Clinton aides said Obama's ideas for an infrastructure development bank and 5 million green energy sector jobs were taken from her own campaign proposals.
"If Senator Obama cannot produce his own ideas on the campaign trail, how will he solve new problems as president?" asked Neera Tanden, Clinton's policy director.
McCAIN MOMENTUM
McCain, riding his own wave of momentum after sweeping the Republican primaries on Tuesday in Virginia, Washington, D.C., and Maryland, fired back on Iraq, saying developments showed Democrats had been premature in demanding a withdrawal of U.S. forces.
"They said that we would never succeed militarily, then we began to succeed militarily," McCain said in Washington after picking up the endorsement of Republican leaders in the House of Representatives.
While Obama campaigned in Wisconsin, Clinton focused on contests in the heavily populated states of Ohio and Texas in three weeks as her best hope to stop Obama's surge.
Tuesday's victories gave Obama scores of additional pledged delegates to the Democratic Party's presidential nominating convention in August.
Obama had 1,078 pledged delegates to Clinton's 969, according to a count by MSNBC, and his campaign said it was unlikely the former first lady would be able to catch up. A candidate needs 2,025 to clinch the Democratic nomination.
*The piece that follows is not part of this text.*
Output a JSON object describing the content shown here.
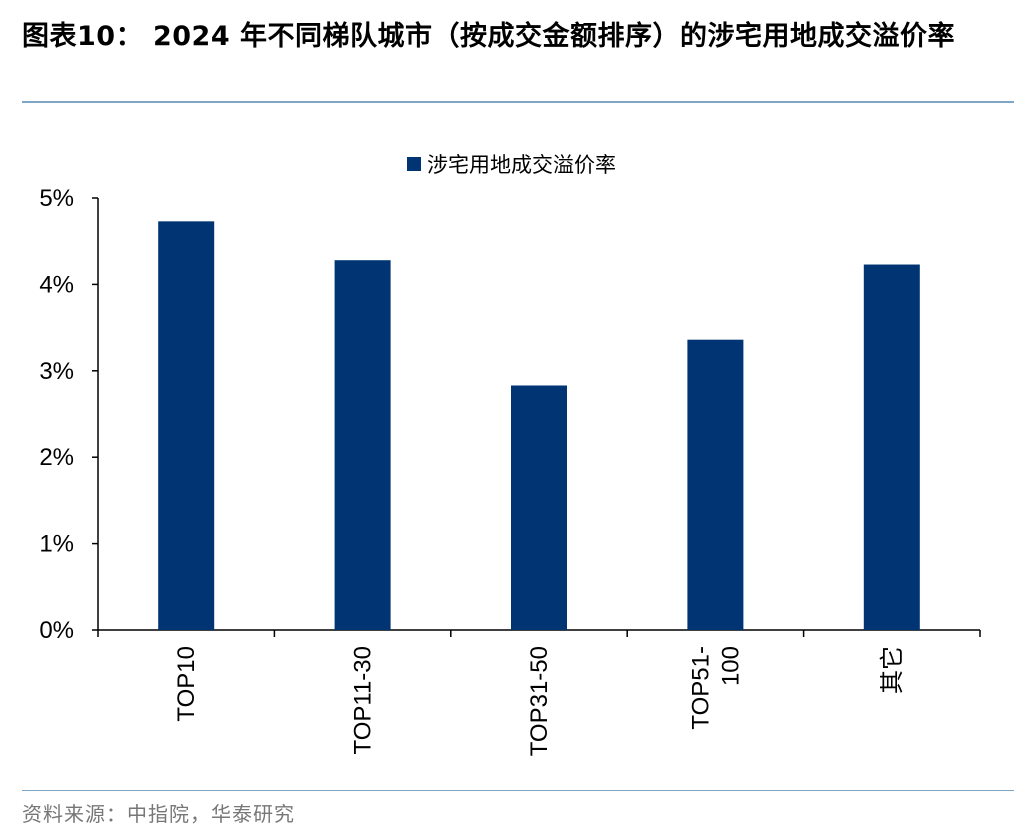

"We believe it's next to impossible for Senator Clinton to close that pledged delegate count," said David Plouffe, Obama's campaign manager. "The only way she could do it is winning most of the rest of the contests by 25 to 30 points."
Guy Cecil, political director for the Clinton campaign, said after the March 4 contests in Ohio and Texas the total delegate count between the two candidates would be within 25.
The former first lady, who would be the first female president, spent the day campaigning in Texas, courting Hispanic voters, and launched a series of new ads aimed at Ohio and Texas.
She shrugged off Tuesday's losses, saying Obama had been expected to win the contests and congratulating him on his victory. But she issued a challenge, saying: "Tell him to meet me in Texas. We're ready."
The New York senator dismissed Obama's criticism over the economy, saying his plans fell short on extending health care to all Americans, on dealing with the mortgage crisis and expanding the use of renewable energy.
"I don't know how you take on the economy and produce real results for people if you don't stay focused on how we're going to create the good new jobs of the future," she said. "It's a difference between promises and solutions."